MagicJack is a device about the size of a matchbox that plugs into a PC. A regular phone can then be plugged into MagicJack so the user can make and receive calls much like using a regular landline. And it is cheap. This miracle of technology costs $39.95 and comes with one year of unlimited free calls to anywhere in the U.S. and Canada. A second year’s service costs $19.95.

In January YMax was selling a few hundred units per pay. The company started a broad advertising campaign that month and now it is selling 8,000 to 9,000 MagicJacks per day. If the trend continues, YMax will have half a million subscribers by the end of June.

Unlike most voice-over-Internet Protocol (VoIP) providers, YMax is licensed as a phone company in the continental U.S. and operates a wide network of servers to carry its calls.

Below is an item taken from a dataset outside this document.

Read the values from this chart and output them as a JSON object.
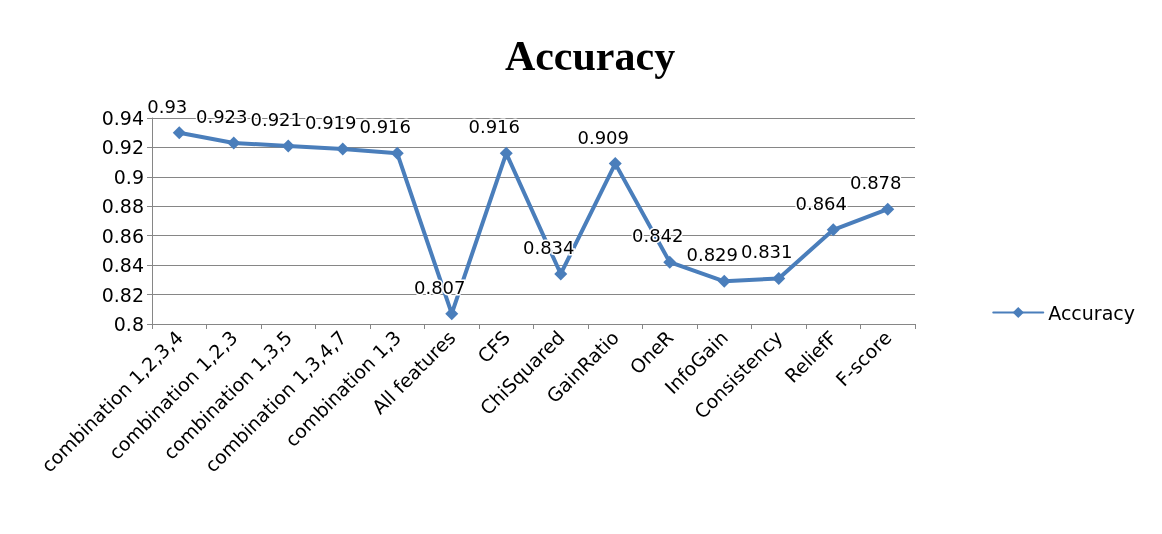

Most VoIP providers outsource that side of the business.

According to YMax Chief Executive Don Burns, many customers buy MagicJack as a complement to a cell phone, compensating for poor cell coverage at home. When the computer is off, the service can be set to forward incoming calls to a cell phone number.

YMax’s business plan doesn’t allow for much profit from MagicJack. It charges about as much for a year of service as its rivals do for a month. To boost income, YMax plans to sell advertising that shows up on the PC screen while calls are being placed. Ads would target users based on the location of the PC.

To boost sales even more, MagicJack will go on sale through the shopping channel QVC and big-box retailers.